Signs of progress were visible earlier this week in comments made after separate talks between Iran and the International Atomic Energy Agency. In a rare joint statement, both sides called the talks “very productive”—a significant departure from eleven previous meetings in recent years, all of which failed to achieve progress in resolving what the IAEA has called the “possible military dimensions” of Iran’s nuclear program. The new joint statement also indicates that a document discussed in past meetings has been set aside and a new approach taken.
Eager as it is for negotiations to succeed, the Obama administration has also echoed the Zionist lobby’s contention that “no deal is better than a bad deal.” Yet if the talks fail, international support for sanctions will likely begin to fall apart, reducing U.S. leverage even further.
The world is watching, particularly U.S. allies in Europe and Asia, as well as regional “friends” like Jordan, the United Arab Emirates, and Saudi Arabia.

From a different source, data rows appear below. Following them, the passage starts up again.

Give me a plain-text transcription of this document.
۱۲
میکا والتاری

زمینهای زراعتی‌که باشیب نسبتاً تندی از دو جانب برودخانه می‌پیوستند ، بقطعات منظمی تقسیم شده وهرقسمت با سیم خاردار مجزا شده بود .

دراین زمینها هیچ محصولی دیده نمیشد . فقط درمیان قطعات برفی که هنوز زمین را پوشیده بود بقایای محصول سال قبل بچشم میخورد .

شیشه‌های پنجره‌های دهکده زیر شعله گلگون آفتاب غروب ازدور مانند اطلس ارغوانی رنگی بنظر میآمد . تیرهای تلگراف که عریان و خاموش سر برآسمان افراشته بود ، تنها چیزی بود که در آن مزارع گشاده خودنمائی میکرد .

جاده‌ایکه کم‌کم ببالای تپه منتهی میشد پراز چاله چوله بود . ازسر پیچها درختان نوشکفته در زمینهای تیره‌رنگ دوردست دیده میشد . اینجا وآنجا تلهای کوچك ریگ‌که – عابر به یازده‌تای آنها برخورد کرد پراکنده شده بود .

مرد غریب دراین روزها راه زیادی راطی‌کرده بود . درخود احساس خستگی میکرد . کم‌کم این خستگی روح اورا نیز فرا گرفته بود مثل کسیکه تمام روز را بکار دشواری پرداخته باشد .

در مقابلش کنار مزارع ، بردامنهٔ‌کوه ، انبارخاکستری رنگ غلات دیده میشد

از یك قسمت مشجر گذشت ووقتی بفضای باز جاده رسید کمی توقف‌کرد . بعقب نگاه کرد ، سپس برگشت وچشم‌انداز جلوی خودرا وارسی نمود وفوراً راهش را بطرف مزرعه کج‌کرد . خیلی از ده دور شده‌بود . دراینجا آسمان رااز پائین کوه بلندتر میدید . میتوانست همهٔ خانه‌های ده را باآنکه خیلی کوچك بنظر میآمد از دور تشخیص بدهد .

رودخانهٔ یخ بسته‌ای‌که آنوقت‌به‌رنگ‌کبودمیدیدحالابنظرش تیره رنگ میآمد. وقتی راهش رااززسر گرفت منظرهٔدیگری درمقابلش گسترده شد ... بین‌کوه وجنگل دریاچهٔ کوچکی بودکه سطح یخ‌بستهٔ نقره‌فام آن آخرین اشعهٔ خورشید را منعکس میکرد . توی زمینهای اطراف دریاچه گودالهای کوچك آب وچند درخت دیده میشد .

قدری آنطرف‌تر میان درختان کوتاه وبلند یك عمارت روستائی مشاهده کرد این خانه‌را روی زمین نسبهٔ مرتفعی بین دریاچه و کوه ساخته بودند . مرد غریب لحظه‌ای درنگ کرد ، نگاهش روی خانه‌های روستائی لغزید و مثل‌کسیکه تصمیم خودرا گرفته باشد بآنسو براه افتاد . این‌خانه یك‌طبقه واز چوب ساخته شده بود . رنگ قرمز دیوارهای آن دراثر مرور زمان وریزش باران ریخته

Though reportedly interested in lifting some of the sanctions on Syria and Iran, the White House is facing stiff opposition from Tel Aviv and Riyadh, with both governments criticizing the US for its lack of resolve in Syria and its presumed conciliatory attitude toward Iran.
Secretary of State John Kerry is reportedly slated to continue meetings with Saudi-Israeli officials in an attempt to tamp down their growing angst.